Ce que recouvre le chiffre de 27 milliards se trouve dans le communiqué Meta Announces Joint Venture With Funds Managed by Blue Owl Capital to Develop Hyperion Data Center, qui détaille la répartition du capital, l’apport en numéraire et un bail assorti d’une garantie de valeur résiduelle.
L’acte de naissance du projet figure dans l’annonce Meta Selects Northeast Louisiana as Site of $10 Billion Artificial Intelligence Optimized Data Center, où se lisent les 2 250 acres, les 5 000 ouvriers au pic et la formulation exacte de la promesse électrique.
Le rendez-vous encore ouvert est décrit dans l’analyse Louisiana Regulators Fast-Track Proposal Tripling Number of Gas Plants to Power Massive Meta Data Center, qui additionne les dix unités à 7,5 GW et chiffre à 26 milliards sur quinze ans le surcoût du système électrique louisianais.
Le coût public est reconstitué par l’enquête Meta’s $10 billion Louisiana data center is getting $3.3 billion in tax breaks, qui remonte l’assiette de l’exonération jusqu’aux achats de processeurs graphiques et la rapporte au nombre d’emplois permanents annoncés.
Mis bout à bout, ces documents racontent autre chose qu’une prouesse technique.

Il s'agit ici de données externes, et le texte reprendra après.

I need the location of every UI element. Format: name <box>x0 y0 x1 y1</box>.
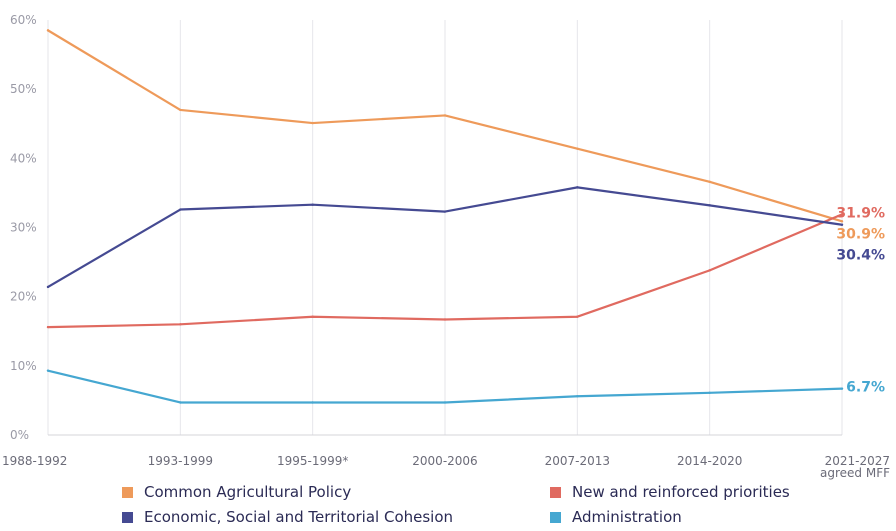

Une fiche constructeur donne une cadence que le terrain divise par trois ; une norme fiscale fait d’un pieu enfoncé un droit acquis, avant qu’un juge ne la retire ; un communiqué transforme un chantier en actif loué pour quatre ans ; un régulateur reporte sur les abonnés le coût d’une infrastructure décidée pour un client. Les machines autonomes n’en sont ni la cause ni le sujet : elles en sont l’instrument le plus visible, et le seul qui ne discute pas le calendrier.